Mouvement Islamique d’Ouzbékistan (MIO)

Autres appellations :
Mouvement Islamique du Turkestan (MIT)
Parti Islamique d’Ouzbékistan

Autres appellations US:
Islamic Movement of Uzbekistan (IMU)
IMU

Mouvement Islamique d'Ouzbekistan (MIO)(Ouzbékistan) Mouvement pan-islamiste radical visant à établir un gouvernement islamique en Ouzbékistan. Créé en 1997, il est tout d’abord dirigé par ► Tohir Abdouhalilovitch Yudelshev et ► Jumaboï Ahmadjanovitch Khojaïev (alias Juma Namangani). Initialement limité à l’Ouzbékistan, le mouvement s’est étendu vers le Kirghizstan et le Tadjikistan. Ses effectifs sont estimés à moins de 1 000 combattants.

Depuis juin 2001, il est connu sous la dénomination de Mouvement Islamique du Turkestan. Il est également connu sous la désignation de Parti Islamique du Turkestan (PIT)(1).

Depuis le 15 septembre 2000, il est porté sur la liste du Département d’Etat américain des mouvements terroristes étrangers et sur celle de l’Executive Order 13224 depuis septembre 2001. Il est considéré comme mouvement terroriste par l’Australie depuis le 11 avril 2003. Il se trouve également sur la liste de la Commission établie par la Résolution 1267 du Conseil de Sécurité des Nations Unies

Historique

En décembre 1991, le refus des autorités de la ville de Namangan d’accorder un terrain pour la construction d’une mosquée se traduit par des heurts violents entre jeunes islamistes et le parti communiste local. Les jeunes sont conduits par Tahir Yuldeshev, un mollah clandestin, et Khojaïev tous deux membres du Parti de la Renaissance Islamique (PRI). Déçus du manque de pugnacité du PRI, ils créent leur propre parti, Adolat (Justice), qui a pour objectif la constitution d’un Etat islamique en Ouzbékistan. En mars 1992, le président Karimov interdit l’ Adolat, et ses dirigeants se réfugient au Tadjikistan, qui ne tarde pas à basculer dans la guerre civile, forçant Yuldeshev à fuir vers l’Afghanistan, puis au Pakistan.

En 1997, Yuldeshev et Khojaïev se retrouvent et décident de mener leurs opérations depuis l’Afghanistan et annoncent la création du MIO à Kaboul. Le mouvement a reçu l’appui d’Oussama Ben Laden et est financé par des fonds saoudiens.
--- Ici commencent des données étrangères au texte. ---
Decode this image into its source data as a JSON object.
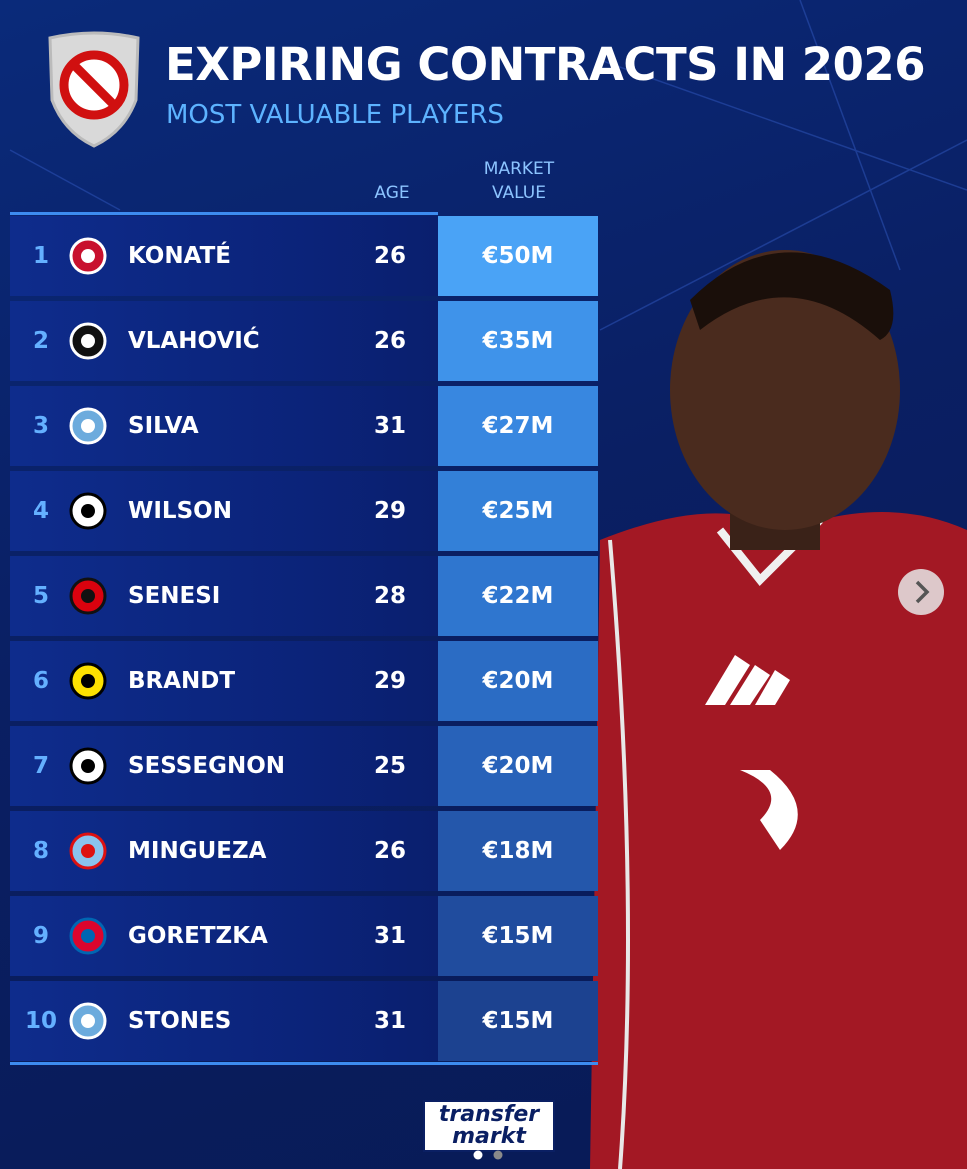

Il est essentiellement composé de militants ouzbeks, mais regroupe également des combattants afghans, kirghizes et tadjiks. On estime qu’il a également engagé quelque 300 combattants tchétchènes.
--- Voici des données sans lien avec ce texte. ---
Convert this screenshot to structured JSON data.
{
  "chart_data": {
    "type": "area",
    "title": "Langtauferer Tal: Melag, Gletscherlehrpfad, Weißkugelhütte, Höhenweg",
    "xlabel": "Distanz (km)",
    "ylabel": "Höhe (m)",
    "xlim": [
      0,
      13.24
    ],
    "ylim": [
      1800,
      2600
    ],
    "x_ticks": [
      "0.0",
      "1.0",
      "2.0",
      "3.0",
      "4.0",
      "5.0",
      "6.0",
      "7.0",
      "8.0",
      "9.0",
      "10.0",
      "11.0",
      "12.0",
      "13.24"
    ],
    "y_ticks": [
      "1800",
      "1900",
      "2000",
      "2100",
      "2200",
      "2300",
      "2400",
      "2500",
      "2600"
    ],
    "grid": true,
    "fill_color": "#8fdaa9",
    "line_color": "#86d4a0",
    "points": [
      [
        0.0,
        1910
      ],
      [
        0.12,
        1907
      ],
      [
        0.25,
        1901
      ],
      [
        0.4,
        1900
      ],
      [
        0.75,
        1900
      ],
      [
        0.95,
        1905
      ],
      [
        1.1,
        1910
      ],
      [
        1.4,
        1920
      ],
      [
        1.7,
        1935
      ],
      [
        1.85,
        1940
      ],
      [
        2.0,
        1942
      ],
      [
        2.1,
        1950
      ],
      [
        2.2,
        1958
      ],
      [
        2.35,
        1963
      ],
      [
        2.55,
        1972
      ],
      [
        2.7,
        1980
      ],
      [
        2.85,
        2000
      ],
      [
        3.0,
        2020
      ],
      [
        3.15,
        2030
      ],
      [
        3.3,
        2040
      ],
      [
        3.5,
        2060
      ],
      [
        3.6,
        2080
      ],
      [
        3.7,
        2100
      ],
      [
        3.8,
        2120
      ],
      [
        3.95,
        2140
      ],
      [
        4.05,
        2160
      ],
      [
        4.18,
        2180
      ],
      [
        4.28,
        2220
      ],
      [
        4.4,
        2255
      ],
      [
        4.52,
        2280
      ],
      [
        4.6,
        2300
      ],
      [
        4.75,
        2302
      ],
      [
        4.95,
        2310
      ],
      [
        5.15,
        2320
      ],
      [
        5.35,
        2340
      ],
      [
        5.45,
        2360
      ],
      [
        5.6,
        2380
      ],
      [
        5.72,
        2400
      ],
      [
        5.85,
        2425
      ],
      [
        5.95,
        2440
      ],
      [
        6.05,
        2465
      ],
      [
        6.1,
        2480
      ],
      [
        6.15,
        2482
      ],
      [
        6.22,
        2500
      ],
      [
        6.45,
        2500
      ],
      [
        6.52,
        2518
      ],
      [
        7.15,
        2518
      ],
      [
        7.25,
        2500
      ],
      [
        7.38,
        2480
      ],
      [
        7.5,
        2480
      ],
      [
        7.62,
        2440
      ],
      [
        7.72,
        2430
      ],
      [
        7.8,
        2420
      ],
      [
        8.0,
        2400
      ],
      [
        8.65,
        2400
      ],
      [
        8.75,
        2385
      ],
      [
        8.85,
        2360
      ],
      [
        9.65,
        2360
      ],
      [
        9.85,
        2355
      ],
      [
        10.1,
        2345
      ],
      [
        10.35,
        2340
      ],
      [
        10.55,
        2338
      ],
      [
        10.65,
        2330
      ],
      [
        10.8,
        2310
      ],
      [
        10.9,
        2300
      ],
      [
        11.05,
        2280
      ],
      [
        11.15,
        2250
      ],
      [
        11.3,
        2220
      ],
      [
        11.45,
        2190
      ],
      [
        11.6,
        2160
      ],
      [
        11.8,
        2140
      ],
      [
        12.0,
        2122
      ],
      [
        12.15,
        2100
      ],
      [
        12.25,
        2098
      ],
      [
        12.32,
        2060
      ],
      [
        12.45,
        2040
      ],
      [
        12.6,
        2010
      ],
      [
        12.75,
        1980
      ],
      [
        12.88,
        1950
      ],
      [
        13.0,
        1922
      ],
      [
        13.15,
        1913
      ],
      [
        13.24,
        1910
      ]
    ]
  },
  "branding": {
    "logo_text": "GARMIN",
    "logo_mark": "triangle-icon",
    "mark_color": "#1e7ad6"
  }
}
Le MIO est engagé aux côtés de l’armée des Taliban et, en été 2001, Juma Namangani est nommé commandant du front Nord. En novembre 2001, le MIO affronte l’Alliance du Nord. Retranché à Kunduz, Namangani est tué le 18 novembre.
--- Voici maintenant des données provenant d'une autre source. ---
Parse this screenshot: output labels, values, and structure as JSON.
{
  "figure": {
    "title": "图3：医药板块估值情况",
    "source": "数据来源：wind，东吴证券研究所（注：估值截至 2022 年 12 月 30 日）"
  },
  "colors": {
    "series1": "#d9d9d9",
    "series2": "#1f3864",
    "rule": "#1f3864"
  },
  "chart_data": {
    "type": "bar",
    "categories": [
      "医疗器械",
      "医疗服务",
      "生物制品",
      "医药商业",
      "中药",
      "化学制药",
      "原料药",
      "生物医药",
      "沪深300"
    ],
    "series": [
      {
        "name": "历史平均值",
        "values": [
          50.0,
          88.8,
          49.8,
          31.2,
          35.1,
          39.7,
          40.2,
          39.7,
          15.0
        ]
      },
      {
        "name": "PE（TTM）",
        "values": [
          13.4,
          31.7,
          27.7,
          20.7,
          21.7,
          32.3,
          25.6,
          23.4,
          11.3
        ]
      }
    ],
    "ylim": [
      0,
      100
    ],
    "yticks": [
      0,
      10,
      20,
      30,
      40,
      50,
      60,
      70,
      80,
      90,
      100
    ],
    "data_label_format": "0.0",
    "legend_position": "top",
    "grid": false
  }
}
Condamné à mort in abstentia en Ouzbékistan, Yuldeshev disparaît pour réapparaître au Pakistan en 2004. Une faction apparaît au sein du MIO, dirigée par Najimuddin Uzbek, qui fait scission sous l’appellation de Groupe du Jihad Islamique, également connu sous le nom de Groupe Ijaz.

Mouvement Islamique d'Ouzbekistan (MIO)_Bases du MIO (2000)

Stratégie et opérations

En juin 2001, il change sa désignation pour Mouvement Islamique du Turkestan, et, en octobre 2001, adopte des objectifs plus larges que la création d’un Etat islamique en Ouzbékistan. Il prône la création d’un Etat islamique qui regrouperait le Kazakhstan, le Kirghizstan, le Tadjikistan, le Turkménistan, l’Ouzbékistan et le Turkestan Oriental (province chinoise du XinXiang).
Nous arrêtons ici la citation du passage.